A REAL-TIME CHAT ABOUT TECHNOLOGY

"These days, it is as important for me to find a spot on the golf course where NBC can put a camera as it is to find sleeping rooms," said Ed Simeone, CMP, meetings and events director with EMC Corp., a data storage systems supplier based in Hopkinton, Mass. "My company believes in events as a sales and marketing tool."

Simeone's comment arose during a roundtable discussion at Sonesta Hotels and Resorts' annual Meeting Planner Advisory Board meeting, held May 29 to 31 at the Sonesta Beach Resort and Villas on Anguilla in the British West Indies.

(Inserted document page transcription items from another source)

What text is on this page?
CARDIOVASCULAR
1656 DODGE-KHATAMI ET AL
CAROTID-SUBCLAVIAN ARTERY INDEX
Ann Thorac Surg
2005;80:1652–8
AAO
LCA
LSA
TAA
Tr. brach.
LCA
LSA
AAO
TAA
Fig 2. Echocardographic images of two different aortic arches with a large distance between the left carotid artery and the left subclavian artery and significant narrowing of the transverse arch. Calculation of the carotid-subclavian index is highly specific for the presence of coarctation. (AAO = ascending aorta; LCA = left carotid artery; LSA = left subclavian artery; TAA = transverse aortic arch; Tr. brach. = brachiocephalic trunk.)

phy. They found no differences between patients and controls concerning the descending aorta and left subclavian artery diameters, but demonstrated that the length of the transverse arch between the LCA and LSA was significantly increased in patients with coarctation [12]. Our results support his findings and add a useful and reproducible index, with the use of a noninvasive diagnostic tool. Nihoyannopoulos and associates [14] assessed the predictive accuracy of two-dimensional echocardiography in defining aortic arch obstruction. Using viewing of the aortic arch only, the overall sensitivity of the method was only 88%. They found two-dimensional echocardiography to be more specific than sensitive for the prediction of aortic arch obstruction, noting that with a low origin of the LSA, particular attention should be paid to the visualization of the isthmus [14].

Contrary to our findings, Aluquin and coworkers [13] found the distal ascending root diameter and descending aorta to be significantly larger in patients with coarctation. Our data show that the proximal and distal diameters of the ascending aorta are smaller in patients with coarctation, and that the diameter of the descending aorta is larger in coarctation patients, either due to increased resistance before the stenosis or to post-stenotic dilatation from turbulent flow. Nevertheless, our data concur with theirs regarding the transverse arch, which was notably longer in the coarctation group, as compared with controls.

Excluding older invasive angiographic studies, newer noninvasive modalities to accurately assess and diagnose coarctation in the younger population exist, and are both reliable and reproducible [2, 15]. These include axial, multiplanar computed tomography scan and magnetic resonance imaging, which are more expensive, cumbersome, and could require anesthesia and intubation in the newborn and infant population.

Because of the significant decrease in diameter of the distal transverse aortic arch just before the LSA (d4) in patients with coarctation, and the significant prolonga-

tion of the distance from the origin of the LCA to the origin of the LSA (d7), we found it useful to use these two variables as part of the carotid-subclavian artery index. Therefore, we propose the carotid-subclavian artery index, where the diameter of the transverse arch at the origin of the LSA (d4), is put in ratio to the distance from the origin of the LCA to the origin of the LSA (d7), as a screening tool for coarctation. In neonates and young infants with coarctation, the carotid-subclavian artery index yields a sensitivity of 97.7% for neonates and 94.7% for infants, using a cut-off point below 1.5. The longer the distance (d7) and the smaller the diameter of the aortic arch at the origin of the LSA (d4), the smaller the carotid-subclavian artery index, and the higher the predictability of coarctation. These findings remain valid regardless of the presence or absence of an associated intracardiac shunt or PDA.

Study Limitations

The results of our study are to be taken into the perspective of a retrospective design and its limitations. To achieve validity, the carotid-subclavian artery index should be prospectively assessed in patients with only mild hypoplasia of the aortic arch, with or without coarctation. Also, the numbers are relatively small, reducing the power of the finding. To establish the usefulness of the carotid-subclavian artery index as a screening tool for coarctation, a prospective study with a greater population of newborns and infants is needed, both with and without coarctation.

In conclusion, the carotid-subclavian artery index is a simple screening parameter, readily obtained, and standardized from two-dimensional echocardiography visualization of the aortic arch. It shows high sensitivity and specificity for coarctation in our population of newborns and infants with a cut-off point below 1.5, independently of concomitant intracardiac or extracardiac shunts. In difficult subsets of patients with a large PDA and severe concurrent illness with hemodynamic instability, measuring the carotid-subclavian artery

He was one of a dozen planners attending the roundtable. While Simeone and fellow high-tech planner Nancy Burke (head of Preferred, Inc., a Minneapolis-based independent planning firm specializing in the high-tech industry) commented on the special needs of high-technology companies, including the much higher expectations for presentation equipment, all those at the table had choice words for the hospitality industry's attempts to join the wired world.

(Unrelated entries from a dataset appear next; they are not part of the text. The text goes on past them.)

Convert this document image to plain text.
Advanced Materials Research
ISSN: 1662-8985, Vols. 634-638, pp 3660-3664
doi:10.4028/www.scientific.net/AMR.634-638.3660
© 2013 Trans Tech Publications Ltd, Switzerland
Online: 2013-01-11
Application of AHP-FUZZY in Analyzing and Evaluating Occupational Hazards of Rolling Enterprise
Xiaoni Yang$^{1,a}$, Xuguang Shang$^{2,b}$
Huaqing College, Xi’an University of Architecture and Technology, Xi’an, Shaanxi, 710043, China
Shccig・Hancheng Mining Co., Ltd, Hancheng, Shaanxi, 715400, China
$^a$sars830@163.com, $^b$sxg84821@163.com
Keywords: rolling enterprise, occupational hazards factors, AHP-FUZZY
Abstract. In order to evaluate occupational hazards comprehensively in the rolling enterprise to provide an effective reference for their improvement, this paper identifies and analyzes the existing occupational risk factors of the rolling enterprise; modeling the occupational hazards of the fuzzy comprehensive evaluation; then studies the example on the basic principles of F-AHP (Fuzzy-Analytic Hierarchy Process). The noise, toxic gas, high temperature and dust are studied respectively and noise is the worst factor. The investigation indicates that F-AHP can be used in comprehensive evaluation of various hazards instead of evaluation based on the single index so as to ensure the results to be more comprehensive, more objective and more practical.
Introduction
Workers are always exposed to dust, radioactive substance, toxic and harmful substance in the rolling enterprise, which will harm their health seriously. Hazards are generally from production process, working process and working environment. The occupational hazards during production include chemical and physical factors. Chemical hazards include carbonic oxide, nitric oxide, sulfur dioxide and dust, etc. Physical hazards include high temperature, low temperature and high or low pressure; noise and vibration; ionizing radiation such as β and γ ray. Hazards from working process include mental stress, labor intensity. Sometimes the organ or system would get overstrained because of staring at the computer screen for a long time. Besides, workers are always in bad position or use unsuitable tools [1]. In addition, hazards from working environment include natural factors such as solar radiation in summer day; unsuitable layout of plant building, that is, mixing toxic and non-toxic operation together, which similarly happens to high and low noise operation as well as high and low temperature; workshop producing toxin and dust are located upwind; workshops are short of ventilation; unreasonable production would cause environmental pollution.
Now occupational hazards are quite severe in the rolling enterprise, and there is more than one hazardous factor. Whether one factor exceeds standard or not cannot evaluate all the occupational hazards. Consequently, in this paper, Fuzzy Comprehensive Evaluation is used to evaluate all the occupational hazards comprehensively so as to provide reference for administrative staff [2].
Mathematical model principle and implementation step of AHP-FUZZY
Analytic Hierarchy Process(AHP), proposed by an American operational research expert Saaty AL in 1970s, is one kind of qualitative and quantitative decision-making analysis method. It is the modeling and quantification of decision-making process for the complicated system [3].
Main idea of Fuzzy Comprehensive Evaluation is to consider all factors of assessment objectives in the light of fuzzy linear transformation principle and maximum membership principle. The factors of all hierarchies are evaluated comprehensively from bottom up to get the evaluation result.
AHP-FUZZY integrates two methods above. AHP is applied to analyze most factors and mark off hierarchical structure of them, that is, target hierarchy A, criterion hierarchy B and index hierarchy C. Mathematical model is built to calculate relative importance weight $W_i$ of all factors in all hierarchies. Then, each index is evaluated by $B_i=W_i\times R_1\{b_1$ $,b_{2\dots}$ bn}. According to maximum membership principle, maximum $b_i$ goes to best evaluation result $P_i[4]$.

While participants--all of whom had e-mail addresses--were satisfied with their ability to connect via the Internet with hotel salespeople, they were clearly dissatisfied that e-mail access hasn't gone further, faster. "The problem is, there's no e-mail connection yet at the convention services manager level," said Corbin Ball, whose C.W. Ball Associates in Bellingham, Wash., offers high-tech meeting planning consulting.

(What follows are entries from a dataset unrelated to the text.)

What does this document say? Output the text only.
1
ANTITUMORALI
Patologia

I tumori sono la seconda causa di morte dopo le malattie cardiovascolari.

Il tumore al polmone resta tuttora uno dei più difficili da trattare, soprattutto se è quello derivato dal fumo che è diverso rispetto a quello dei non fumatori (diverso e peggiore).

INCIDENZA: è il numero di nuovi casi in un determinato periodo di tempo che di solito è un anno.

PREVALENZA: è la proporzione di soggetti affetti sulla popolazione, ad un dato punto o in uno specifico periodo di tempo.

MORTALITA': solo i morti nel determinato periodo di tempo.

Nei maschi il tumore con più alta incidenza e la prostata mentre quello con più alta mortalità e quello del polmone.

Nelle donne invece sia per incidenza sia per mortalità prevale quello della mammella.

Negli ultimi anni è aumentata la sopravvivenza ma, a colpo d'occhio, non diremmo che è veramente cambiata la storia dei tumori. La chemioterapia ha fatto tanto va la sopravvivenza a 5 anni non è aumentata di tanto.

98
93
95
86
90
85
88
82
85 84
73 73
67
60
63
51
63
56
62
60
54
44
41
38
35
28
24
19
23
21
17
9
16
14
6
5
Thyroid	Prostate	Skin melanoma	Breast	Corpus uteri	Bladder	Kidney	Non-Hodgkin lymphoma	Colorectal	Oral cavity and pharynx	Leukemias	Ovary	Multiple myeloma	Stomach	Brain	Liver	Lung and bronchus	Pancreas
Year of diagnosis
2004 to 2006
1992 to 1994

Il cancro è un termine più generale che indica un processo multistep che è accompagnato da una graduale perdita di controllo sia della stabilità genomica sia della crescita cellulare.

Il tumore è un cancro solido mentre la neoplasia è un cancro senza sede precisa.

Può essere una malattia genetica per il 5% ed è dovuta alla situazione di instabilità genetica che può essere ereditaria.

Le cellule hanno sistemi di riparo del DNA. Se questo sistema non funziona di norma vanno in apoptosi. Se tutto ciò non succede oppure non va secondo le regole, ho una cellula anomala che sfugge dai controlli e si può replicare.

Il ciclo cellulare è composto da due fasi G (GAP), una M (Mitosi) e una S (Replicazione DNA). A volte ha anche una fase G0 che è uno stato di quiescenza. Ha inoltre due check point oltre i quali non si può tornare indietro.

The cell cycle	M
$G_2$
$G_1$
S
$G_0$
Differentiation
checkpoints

"And the convention centers have nothing at all," added Al Sears, director of meetings and conventions for the Quincy, Mass.-based National Fire Protection Association. "There are exceptions, like Boston, Orlando, San Diego, New Orleans. And the CVBs are connected. For most centers, it's archaic--the CVB prints out our e-mail and faxes or carries it to the center's sales staff!"

With the exception of Ball, who argued that the infrastructure was finally in place, board members cast a jaundiced eye at such Internet-based planning solutions as PlanSoft's Ajenis. "Nobody is waiting for PlanSoft," said Phyllis West, director of meetings for the American Petroleum Institute, Washington, D.C. "I think the concept was good, but they tried to solve world hunger, you know?"

On the upside of the technology revolution, attendees were pleased with the power of word processing. "Hotels used to have the jump on us when it came to contracts," said Richard Porth, meetings manager for consulting firm McKinsey and Company. "[They] still send out a front-line contract and hope somebody signs it--probably half the time they do--but it's no big deal any more for us to have six contracts on the computer with different clauses we can plug in."

Planners were also pleased with the presentation equipment market, where performance has increased even as prices have fallen. "It's cheaper to own presentation equipment now than to rent it," said Ball. "If you use a $6,000 projector six times, it pays for itself."